Era, aproximadamente, el año 1969. Todavía en Francia se hablaba de los éxitos de la Revolución de Mayo de 1968. A mi me había tocado en una fábrica de compresores de Vennisieux. Los salarios mejoraban a marchas forzadas y mi situación también.

Mío amigo regresó de vacaciones y me dijo que la caja la había dejado en un bar de la Avenida de Galicia de la ciudad de Zamora llamado “Bar Nieves”. Que la señora le había garantizado que guardaría la caja toda la vida que ella viviera y que la guardaba en una estantería de la trastienda del bar.

Llegó el verano de 1971 y yo ya tenía dinero para ir de vacaciones a España. Me hice un buen recorrido con mi novia por Cataluña, Madrid y fui a mi pueblo de Zamora, llamado Muelas del Pan.

Cuando llegué a la capital de la provincia lo primero que hice fue informarme dónde estaba la Avenida de Galicia y el Bar nieves. El coche de línea salía a las seis de la tarde para mi pueblo. Era la hora del aperitivo y entré, con mi novia, en el Bar Nieves. Allí había una señora ya bastante entrada en años que nos saludó al entrar. Pedimos una consumición y nos atendió la señora maravillosamente. Hasta comimos una tapa.

A mi me daba un poco de vergüenza preguntar por la caja después de tanto tiempo. Finalmente me atreví y me dijo: ¡Ah, el de la caja, bienvenido! ahí en la trastienda la tengo. Entró la mujer y me la trajo y repitió: “Jamás dudé en que vendrías a buscarla. Sólo temí en morirme antes”.

Fue grande la alegría por mi parte. Todavía la señora nos invitó a otro aperitivo con tapa. Prometimos que algún día volvería por allí.

La caja de herramientas la llevé a Muelas del Pan y la dejé en casa de una tía mía de donde la recogería algún tiempo después. Regresé a Francia y todavía me entretuve allí algunos años hasta regresar definitivamente a España, ya casado y con los primeros hijos.

Cuando recogí de nuevo en mi pueblo la caja, la metí en mi primer coche, un C8 familiar; después estuvo en un Skoda y, actualmente, sigue en el maletero de mi vehículo peugeot, desde donde pasará a otro si algún día puedo comprarlo y sigue estando con las pocas herramientas que aún quedan y ya bastante oxidadas.

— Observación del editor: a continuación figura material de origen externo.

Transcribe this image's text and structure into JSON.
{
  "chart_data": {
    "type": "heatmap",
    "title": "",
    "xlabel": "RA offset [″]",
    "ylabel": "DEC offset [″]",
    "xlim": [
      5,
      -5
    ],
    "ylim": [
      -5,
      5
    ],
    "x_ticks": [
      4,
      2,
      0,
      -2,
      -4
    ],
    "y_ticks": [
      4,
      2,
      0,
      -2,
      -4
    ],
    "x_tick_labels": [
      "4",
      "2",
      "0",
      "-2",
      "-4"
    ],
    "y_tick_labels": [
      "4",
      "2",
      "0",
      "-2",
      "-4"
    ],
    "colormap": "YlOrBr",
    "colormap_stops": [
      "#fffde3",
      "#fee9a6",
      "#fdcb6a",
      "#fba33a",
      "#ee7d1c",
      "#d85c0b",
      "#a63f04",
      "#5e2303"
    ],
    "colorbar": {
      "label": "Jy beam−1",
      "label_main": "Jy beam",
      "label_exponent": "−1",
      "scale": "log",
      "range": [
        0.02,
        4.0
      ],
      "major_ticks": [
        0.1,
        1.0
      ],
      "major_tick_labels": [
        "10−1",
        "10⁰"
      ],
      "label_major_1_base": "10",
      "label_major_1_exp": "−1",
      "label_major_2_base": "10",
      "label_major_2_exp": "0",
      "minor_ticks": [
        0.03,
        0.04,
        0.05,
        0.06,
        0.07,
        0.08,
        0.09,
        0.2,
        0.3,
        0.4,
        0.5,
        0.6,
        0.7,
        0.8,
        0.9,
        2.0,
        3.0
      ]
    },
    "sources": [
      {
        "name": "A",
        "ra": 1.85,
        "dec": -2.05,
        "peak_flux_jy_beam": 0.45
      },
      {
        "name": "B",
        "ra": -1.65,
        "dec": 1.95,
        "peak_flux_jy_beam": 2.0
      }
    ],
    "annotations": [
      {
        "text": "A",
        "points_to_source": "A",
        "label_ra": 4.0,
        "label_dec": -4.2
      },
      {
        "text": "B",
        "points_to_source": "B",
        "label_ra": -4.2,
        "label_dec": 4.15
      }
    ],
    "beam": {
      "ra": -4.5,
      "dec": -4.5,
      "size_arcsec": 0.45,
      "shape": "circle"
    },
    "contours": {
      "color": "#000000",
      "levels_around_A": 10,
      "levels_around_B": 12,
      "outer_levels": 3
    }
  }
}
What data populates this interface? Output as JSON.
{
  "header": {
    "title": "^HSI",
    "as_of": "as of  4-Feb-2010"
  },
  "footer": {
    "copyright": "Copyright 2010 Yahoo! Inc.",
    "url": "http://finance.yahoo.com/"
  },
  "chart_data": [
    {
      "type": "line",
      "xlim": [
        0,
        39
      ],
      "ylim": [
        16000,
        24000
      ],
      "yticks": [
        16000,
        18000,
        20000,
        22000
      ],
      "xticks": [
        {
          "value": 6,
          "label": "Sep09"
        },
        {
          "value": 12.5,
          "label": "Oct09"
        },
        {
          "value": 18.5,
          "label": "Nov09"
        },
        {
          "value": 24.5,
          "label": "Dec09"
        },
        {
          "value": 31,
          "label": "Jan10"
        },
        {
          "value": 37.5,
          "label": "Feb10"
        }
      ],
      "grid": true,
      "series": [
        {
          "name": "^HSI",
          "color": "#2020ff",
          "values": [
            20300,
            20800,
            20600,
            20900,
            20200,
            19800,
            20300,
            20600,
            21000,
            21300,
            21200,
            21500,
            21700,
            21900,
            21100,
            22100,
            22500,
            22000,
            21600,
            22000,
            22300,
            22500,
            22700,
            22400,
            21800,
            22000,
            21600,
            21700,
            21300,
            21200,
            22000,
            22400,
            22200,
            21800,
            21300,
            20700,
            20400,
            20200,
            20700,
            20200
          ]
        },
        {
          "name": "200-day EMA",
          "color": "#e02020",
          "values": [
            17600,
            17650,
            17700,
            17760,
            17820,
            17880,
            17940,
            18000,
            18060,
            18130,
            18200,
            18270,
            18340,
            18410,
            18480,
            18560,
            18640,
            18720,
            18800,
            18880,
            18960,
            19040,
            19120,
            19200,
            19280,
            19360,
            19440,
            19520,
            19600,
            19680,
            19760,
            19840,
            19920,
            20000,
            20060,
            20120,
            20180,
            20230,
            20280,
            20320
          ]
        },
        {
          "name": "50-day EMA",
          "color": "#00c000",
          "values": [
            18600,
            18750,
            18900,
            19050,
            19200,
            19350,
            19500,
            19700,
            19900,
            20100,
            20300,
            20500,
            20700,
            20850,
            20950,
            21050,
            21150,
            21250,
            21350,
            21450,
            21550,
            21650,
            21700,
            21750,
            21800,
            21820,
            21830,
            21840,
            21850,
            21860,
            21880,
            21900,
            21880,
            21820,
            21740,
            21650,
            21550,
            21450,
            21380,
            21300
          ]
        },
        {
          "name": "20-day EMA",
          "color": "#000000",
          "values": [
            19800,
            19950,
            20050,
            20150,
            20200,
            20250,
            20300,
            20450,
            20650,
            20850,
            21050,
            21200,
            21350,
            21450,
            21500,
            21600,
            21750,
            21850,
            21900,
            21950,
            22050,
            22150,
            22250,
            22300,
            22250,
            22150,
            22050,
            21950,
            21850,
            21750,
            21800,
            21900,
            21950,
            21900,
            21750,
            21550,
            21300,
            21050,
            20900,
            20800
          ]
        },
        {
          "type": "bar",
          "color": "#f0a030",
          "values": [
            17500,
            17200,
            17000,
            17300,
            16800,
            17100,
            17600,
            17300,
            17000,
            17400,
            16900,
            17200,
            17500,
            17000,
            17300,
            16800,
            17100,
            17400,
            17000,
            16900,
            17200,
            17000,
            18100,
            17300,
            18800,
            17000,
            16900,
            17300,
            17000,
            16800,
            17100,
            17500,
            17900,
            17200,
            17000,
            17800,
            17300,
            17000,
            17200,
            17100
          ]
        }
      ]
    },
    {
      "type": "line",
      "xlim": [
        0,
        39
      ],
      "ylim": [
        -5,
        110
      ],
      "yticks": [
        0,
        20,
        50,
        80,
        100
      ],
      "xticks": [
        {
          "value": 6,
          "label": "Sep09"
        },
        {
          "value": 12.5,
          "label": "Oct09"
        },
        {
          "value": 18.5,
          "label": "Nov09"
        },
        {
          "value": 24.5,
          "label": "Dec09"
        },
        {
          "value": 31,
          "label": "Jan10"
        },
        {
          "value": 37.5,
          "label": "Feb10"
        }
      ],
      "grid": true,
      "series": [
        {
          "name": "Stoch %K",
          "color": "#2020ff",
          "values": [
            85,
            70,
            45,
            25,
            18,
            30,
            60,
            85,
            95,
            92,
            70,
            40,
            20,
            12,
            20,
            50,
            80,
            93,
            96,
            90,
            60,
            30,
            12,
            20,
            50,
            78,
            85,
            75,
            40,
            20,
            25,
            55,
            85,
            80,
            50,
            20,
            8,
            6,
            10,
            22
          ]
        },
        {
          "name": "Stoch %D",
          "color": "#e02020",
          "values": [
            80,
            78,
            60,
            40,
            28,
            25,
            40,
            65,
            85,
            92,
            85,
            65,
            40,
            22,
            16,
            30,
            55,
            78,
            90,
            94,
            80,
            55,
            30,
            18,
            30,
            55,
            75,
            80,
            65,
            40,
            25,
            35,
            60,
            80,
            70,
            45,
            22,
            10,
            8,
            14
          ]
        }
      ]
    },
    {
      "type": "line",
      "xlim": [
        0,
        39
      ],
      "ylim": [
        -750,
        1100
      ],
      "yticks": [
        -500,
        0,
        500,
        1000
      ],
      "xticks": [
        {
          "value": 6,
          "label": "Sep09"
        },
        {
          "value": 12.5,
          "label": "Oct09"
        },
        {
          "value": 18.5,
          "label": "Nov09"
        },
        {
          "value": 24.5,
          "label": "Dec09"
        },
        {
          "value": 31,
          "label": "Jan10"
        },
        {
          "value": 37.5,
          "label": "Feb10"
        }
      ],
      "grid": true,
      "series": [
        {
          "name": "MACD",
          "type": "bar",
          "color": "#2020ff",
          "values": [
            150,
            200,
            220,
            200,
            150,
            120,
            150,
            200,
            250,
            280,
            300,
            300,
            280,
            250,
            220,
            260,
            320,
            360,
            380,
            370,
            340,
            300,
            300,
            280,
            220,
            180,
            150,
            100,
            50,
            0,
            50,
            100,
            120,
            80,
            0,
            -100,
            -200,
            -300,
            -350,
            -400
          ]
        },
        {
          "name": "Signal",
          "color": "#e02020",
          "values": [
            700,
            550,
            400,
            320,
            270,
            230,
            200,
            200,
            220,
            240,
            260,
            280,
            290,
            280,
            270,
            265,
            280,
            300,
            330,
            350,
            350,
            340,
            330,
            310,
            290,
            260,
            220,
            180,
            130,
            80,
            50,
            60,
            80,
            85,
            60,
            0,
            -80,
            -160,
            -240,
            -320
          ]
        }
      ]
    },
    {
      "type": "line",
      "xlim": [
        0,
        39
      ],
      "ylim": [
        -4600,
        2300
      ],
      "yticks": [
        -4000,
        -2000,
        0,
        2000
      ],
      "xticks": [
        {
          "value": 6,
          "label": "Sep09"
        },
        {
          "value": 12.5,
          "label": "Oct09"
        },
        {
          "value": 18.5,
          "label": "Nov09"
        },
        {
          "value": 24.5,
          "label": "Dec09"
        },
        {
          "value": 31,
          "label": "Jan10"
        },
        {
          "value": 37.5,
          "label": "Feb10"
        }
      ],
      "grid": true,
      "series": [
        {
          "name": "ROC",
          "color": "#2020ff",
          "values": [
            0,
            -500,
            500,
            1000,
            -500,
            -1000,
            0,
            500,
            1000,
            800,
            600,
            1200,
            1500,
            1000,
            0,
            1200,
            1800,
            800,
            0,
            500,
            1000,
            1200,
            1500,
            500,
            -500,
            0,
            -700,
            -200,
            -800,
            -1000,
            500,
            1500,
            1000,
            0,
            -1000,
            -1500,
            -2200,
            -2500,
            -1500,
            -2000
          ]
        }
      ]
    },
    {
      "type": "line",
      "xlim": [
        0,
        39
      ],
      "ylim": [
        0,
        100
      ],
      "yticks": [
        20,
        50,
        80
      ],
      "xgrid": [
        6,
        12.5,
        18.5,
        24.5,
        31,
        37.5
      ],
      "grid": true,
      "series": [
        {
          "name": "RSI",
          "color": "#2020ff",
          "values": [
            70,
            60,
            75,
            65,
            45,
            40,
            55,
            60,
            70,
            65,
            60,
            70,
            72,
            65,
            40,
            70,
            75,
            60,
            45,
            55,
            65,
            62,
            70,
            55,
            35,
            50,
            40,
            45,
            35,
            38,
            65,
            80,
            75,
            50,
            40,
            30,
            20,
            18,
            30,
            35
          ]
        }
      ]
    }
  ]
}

También pasé por el Bar Nieves para saludar a la señora y tomarme un aperitivo. El bar estaba cerrado y medio en ruinas como de estar abandonado. Sentí una profunda tristeza. Ahora, cuando han pasado muchos años, siempre que paso por aquella zona guardo un minuto de silencio por aquella mujer que supo ser fiel al ideal zamorano de fidelidad y confianza.